Better access to shared data and having the right metrics are some aspects Sheryll is championing to improve the mobility experience and face future challenges, including the environmental impact.

“Mobility has access to vast amounts of data and context that can help shape informed decisions as an industry at the macro-level. In my experience, the fact is we still don’t often have a data strategy, and functions are in silos, which means the process is still fractured. We are losing track of the value we can bring to the business.

“That’s where I see us having strategic discussions within our talent functions. How do we take our stakeholders with us and have that conversation so we’re making change and making it collectively for the greater good of the industry and the individuals we want to mobilise? Wherever I can have those conversations, I try to have them and I’m unapologetic most times about being dogmatic in that.” 

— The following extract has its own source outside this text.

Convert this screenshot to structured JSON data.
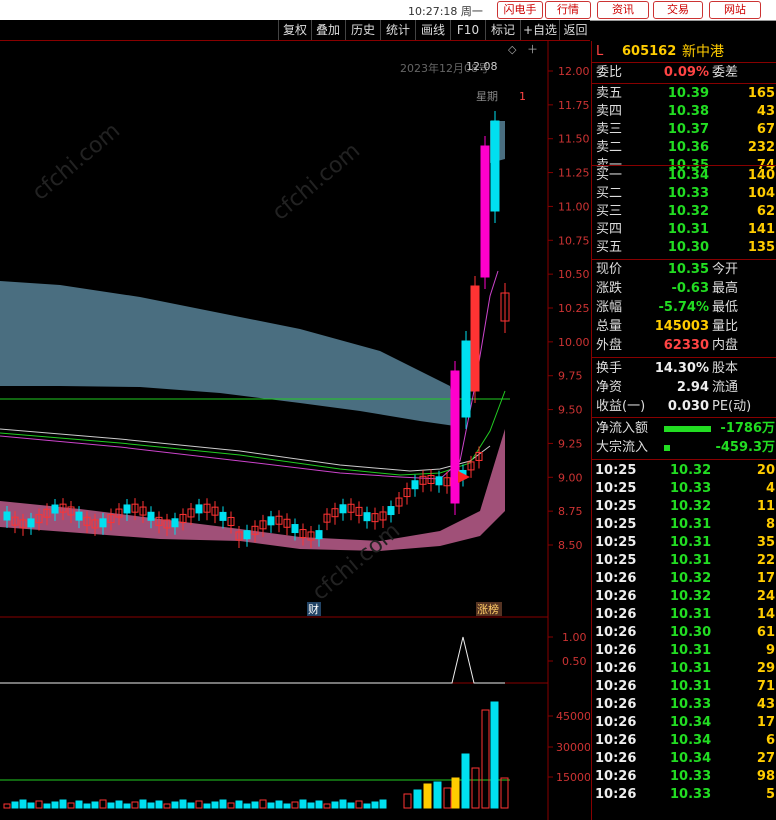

 Asking the right questions

This sometimes means asking tough questions and exploring our own unspoken biases or assumptions. “I genuinely enjoy having great conversations about workforce and talent challenges, among other things. And when I say great conversations, I do mean even the uncomfortable or hard ones, because that is where the learning occurs. I recall a quote from a keynote speaker at WERC a few years back who said, ‘consider the things that you don’t see or are not looking at’.”

As the industry evolves and we see the continued confluence of external crises and internal constraints impacting how, why and where mobility occurs, “my hope is that we explore – with rigour – the drivers of mobility in a much more intentional way. To innovate and drive progress, as leaders in workforce mobility, there is the responsibility to continually reassess and challenge the norms and reshape industry standards to ones that are inclusive, sustainable and that fundamentally support business models for growth and agility. 

“As a leader in this industry, and a woman of colour, I have seen first-hand how powerful conversations can be when we push beyond the surface-level discussions and equally as I have experienced subtle acts of exclusion. But I have a clear path of what I want to achieve in this industry. For me to do that well, the external and internal influences can’t be ignored. My two pieces of advice would be to never lose focus of the end goal and to use your voice responsibly when you sit at the or design your own table.”